Nmap Development mailing list archives

Re: [NSE] IDS behavior detection scripts


From: David Fifield <david () bamsoftware com>
Date: Fri, 2 Apr 2010 13:09:26 -0600

On Mon, Mar 29, 2010 at 09:01:41PM -0300, Joao Correa wrote:
On Mon, Mar 29, 2010 at 8:37 PM, David Fifield <david () bamsoftware com> wrote:
On Mon, Mar 29, 2010 at 06:46:04PM -0300, Joao Correa wrote:
On Mon, Mar 29, 2010 at 4:42 PM, David Fifield <david () bamsoftware com> wrote:
The main objective of these scripts is trying to identify IDS (or
should I call it IPS?) behaviors such as detecting and blocking
sql-injections and directory enumeration. I believe that the scripts
are self-explained, but if you have any question, I'll be here to
answer. If you guys decide that these scripts are interesting enough
to be merged to the main trunk, I think that maybe they should get
better names and a better output.

It would be better if the scripts were not destructive (didn't
potentially create a firewall rule) but I guess that is inherent in the
way they work. What happens if you run the script twice against the same
host? How about if you run it at the same time as sql-injection.nse?


Unfortunately these scripts are a little destructive, because they are
based on detecting if a firewall rule is created or not. As you
mentioned, this is the way they work.

If you run only sql-injection.nse against a server, suddenly you will
start receiving timeouts and after that you won't be able to discover
any page vulnerable.
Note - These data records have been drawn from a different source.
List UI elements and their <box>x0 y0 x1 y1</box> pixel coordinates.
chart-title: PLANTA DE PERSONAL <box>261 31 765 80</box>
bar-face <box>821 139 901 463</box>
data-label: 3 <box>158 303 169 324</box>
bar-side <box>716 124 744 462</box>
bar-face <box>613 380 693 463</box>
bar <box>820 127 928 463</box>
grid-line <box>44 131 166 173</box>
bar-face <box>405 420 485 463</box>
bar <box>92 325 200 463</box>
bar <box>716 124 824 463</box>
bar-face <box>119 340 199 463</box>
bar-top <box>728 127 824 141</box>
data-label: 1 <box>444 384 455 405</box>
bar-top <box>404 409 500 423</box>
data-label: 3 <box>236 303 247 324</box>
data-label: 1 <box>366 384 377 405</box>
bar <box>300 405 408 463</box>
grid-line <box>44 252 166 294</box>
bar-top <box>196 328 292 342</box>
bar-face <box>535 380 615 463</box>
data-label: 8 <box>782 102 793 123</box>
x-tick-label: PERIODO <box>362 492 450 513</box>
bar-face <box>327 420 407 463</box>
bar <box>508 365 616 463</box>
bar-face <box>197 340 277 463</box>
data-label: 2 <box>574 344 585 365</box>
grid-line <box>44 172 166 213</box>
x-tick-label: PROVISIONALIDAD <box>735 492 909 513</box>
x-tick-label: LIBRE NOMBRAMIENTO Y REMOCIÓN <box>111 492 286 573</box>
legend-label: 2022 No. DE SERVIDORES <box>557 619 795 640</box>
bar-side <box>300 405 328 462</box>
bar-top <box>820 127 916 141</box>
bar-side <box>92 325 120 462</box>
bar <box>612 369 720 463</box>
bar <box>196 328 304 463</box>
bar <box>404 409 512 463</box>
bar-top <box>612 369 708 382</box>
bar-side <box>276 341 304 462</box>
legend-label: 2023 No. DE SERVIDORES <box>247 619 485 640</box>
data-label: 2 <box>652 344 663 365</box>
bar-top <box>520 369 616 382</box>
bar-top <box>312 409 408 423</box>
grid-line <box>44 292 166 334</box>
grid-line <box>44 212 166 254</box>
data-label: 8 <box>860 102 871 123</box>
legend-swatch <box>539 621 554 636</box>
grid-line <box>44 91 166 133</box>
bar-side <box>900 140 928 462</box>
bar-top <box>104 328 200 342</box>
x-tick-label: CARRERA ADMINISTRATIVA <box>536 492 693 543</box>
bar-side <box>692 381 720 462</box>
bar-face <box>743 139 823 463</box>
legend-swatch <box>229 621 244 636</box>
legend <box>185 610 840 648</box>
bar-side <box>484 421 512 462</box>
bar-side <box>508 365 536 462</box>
Also, you won't be noticed why it is happening.

If you run the ids detection script at the same time as sql-injection,
and a IDS is really running, the sql-injection script will start
receiving timeouts, as above mentioned, but at least the user will be
noticed about why he is not discovering any vulnerabilities.

If you run http-ids-enum a second time against the same host, and the
host has a firewall rule from the first time you ran it, what is the
output? Does the script report that it got no response? It won't be able
to send one request and detect rejections after that, which is one of
its detection modes.

In this case, the output would be only a debug message "No response
from server".

But, if a firewall rule is already set, nmap won't detect the port as
open, and the script won't be triggered due to portrules.

After thinking about this a while, my opinion is that these scripts
shouldn't be included with Nmap. I like the idea but they are so
specialized and require such careful usage that most users aren't going
to benefit from them. I think it's best to leave these in the mailing
list archives where someone who is doing targeted IDS detection can find
them.

I'm open to having my mind changed. Any thoughts or alternatives?